En effet, il y a fort à parier que la réélection de Donald Trump va se jouer à très peu de chose, et il est même possible que les résultats d’un ou deux États clefs (les fameux « Battleground States ») soient, in fine, décidés à la Cour suprême comme lors de l’élection de 2000 entre Bush junior et Al Gore[3].

Déjà, ce vendredi, les neuf juges de la Cour suprême se sont réunis pour décider s’ils devaient accepter de prendre en compte trois affaires de procédures électorales dans les États du Wisconsin, de Caroline du Nord et de Pennsylvanie[4].

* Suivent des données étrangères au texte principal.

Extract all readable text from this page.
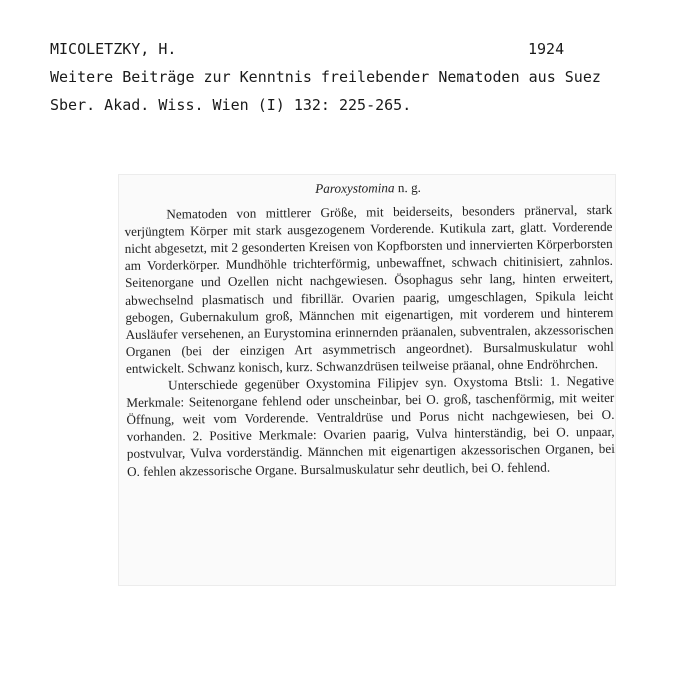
MICOLETZKY, H.	1924
Weitere Beiträge zur Kenntnis freilebender Nematoden aus Suez
Sber. Akad. Wiss. Wien (I) 132: 225-265.
Paroxystomina n. g.

Nematoden von mittlerer Größe, mit beiderseits, besonders pränerval, stark verjüngtem Körper mit stark ausgezogenem Vorderende. Kutikula zart, glatt. Vorderende nicht abgesetzt, mit 2 gesonderten Kreisen von Kopfborsten und innervierten Körperborsten am Vorderkörper. Mundhöhle trichterförmig, unbewaffnet, schwach chitinisiert, zahnlos. Seitenorgane und Ozellen nicht nachgewiesen. Ösophagus sehr lang, hinten erweitert, abwechselnd plasmatisch und fibrillär. Ovarien paarig, umgeschlagen, Spikula leicht gebogen, Gubernakulum groß, Männchen mit eigenartigen, mit vorderem und hinterem Ausläufer versehenen, an Eurystomina erinnernden präanalen, subventralen, akzessorischen Organen (bei der einzigen Art asymmetrisch angeordnet). Bursalmuskulatur wohl entwickelt. Schwanz konisch, kurz. Schwanzdrüsen teilweise präanal, ohne Endröhrchen.

Unterschiede gegenüber Oxystomina Filipjev syn. Oxystoma Btsli: 1. Negative Merkmale: Seitenorgane fehlend oder unscheinbar, bei O. groß, taschenförmig, mit weiter Öffnung, weit vom Vorderende. Ventraldrüse und Porus nicht nachgewiesen, bei O. vorhanden. 2. Positive Merkmale: Ovarien paarig, Vulva hinterständig, bei O. unpaar, postvulvar, Vulva vorderständig. Männchen mit eigenartigen akzessorischen Organen, bei O. fehlen akzessorische Organe. Bursalmuskulatur sehr deutlich, bei O. fehlend.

Le système des Grands Électeurs

Si, en 2016, Hillary Clinton obtint 65,8 millions de votes, soit 3 millions de votes de plus que Donald Trump pour les États-Unis tout entier, elle fut devancée de 76 000 voix dans trois États traditionnellement démocrates : la Pennsylvanie, le Michigan et le Wisconsin, et, de ce fait, perdit les élections qui sont décidées non par le suffrage populaire direct comme en France, mais par les Grands Électeurs de chaque État. Petite particularité locale, le système est celui du « Winner takes all », c’est-à-dire que le candidat qui arrive en tête dans un État (même d’une voix) gagne l’intégralité des Grands Électeurs dudit État, sauf dans le Maine et dans le Nebraska où a été institué un système de districts congressionnels qui découpe un peu plus finement les résultats.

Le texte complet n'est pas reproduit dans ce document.